Sithney is in the hundred of Kerrier, and is bounded to the west by St. Breage, to the north by Crowan, to the east by Gwendon and Helston, to the south by the British Channel.

This parish is denominated from its tutelar Saint (with a little variation, euphoniæ gratiâ) St. Midinnia (Tax. Benef.)

It is a vicarage, valued in the King’s Book £19. 11s. 4d. The patronage in the Bishop of Exeter, the incumbent ——.

In 1291, 20 Edw. I., the rectory of this church was valued (Tax. Benef.) at £6. 6s. 8d. and was appropriated to the priory of Montacute in Somersetshire; the vicarage being valued at 33s. 4d.

I shall begin with

THE MANOR OF PENROSE.

The head of the valley [or rather, the Hill of the Heath,] which hath given a name and dwelling to a very ancient family, seated there (it is said) before the Conquest.

It is pleasantly seated on the side of the Looe Pool, which for the most part belongs to it, of which Mr. Carew (fol. 152) thus, “Under it (Heilston) runneth the river Lo, whose passage into the sea is thwarted by a sandy bank, which forceth the same to quurt back a great way, and so to make a pool of some miles in compass. It breedeth a peculiar kind of bastard trout, in bigness and goodness exceeding such as live in the fresh water, but coming short of those who frequent the salt. The fore-remembered bank serveth as a bridge to deliver wayfarers, with a compendious passage, to the other side; howbeit sometimes with more haste than good speed, for now and then it is so pressed on the inside with the increasing river’s weight, and a portion of the outer sand so washed down by the waves, that at a sudden out breaketh the upper part of the Poole and away goeth a great deal of the sand, water, and fish, which instant, if it take any passenger tardy, shrewdly endangereth him to flit for company, and some have so miscarried.

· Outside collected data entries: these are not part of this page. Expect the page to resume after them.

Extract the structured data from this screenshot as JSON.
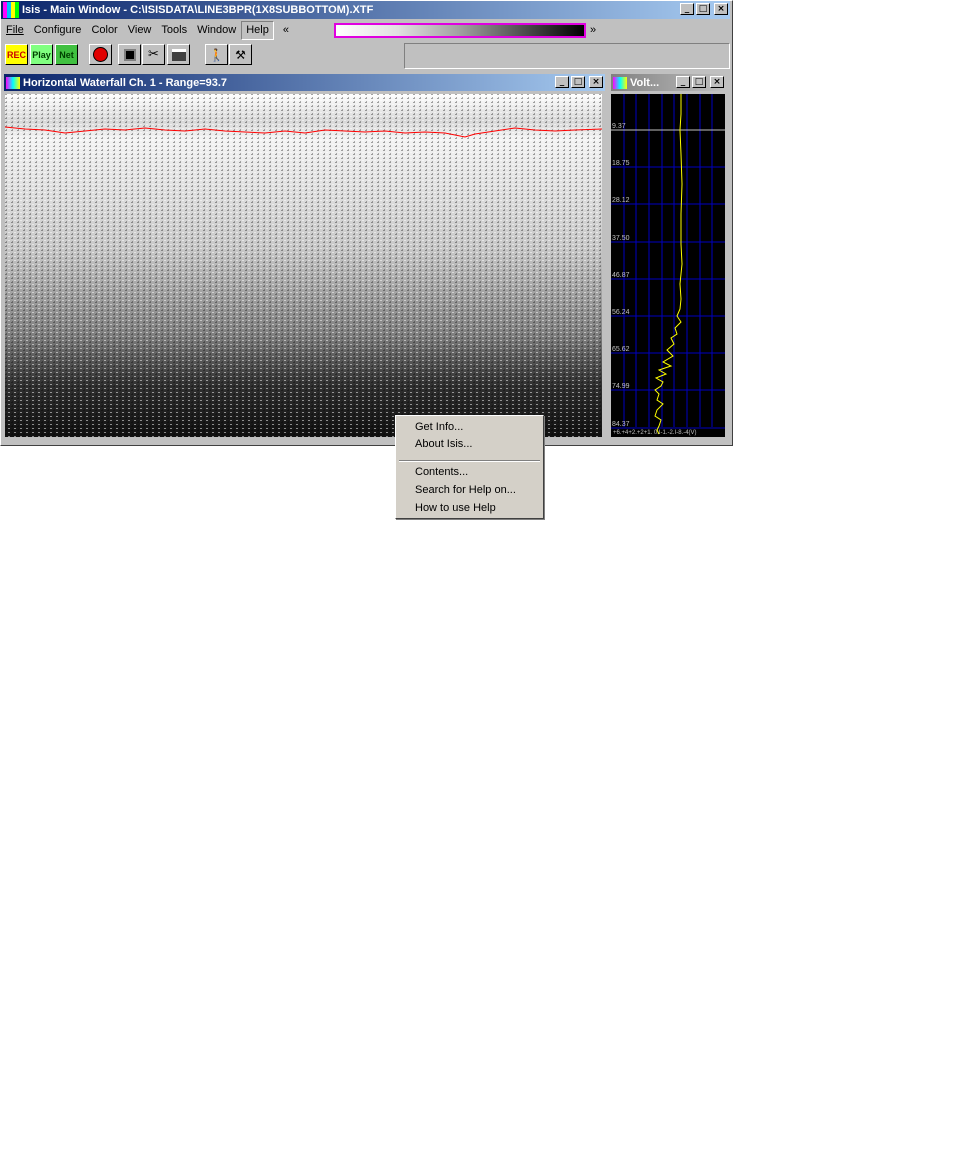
{
  "main_window": {
    "title": "Isis - Main Window - C:\\ISISDATA\\LINE3BPR(1X8SUBBOTTOM).XTF",
    "app_icon": "isis-app-icon",
    "window_controls": [
      "_",
      "□",
      "×"
    ]
  },
  "menu": {
    "file": "File",
    "configure": "Configure",
    "color": "Color",
    "view": "View",
    "tools": "Tools",
    "window": "Window",
    "help": "Help",
    "palette_left": "«",
    "palette_right": "»"
  },
  "toolbar": {
    "rec": "REC",
    "play": "Play",
    "net": "Net",
    "icons": [
      "record-icon",
      "playback-icon",
      "network-icon",
      "stop-icon",
      "save-icon",
      "cut-icon",
      "print-icon",
      "walk-icon",
      "tools-icon"
    ]
  },
  "help_menu": {
    "get_info": "Get Info...",
    "about": "About Isis...",
    "contents": "Contents...",
    "search": "Search for Help on...",
    "how_to": "How to use Help"
  },
  "waterfall_window": {
    "title": "Horizontal Waterfall Ch. 1 - Range=93.7"
  },
  "volt_window": {
    "title": "Volt...",
    "y_ticks": [
      "9.37",
      "18.75",
      "28.12",
      "37.50",
      "46.87",
      "56.24",
      "65.62",
      "74.99",
      "84.37"
    ],
    "x_axis_label": "+6.+4+2.+2+1. 0.I-1.-2.I-8.-4(V)"
  },
  "colors": {
    "title_active": "#0a246a",
    "bottom_trace": "#ff0000",
    "volt_trace": "#ffff00",
    "volt_grid": "#0000c0"
  }
}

“To this Pool adjoineth Mr. Penrose his house, whose kind entertainment hath given me and many others experience of these matters. He married the daughter of Rashleigh. He beareth, Argent, three bends Sable, charged with nine roses of the Field.” But before I leave the Loo Pool, I must observe that the name of the river

is taken from the Pool, for such are called Loghs or Los in our ancient tongue. Neither is the bar which forms it of sand; but Leland gives this account of it (Itin. vol. VIII. fol. 3), “Lo-Poole is a two miles in length, and betwixt it and the mayn se is but a barre of sande; and ons in three or four years, what by the wait of the fresch water and rage of the se, it brekith out, and then the fresch and salt water meting makith a wonderful noise; but soon after the mouth is barred again with sande. At other tymes the superfluitie of the water of Lo-Poole drenith out through the sandy barre unto the se. If this barre might be alway kept open, it would be a goodly haven up to Heilston. The commune fische of this Poole is trout and ele.”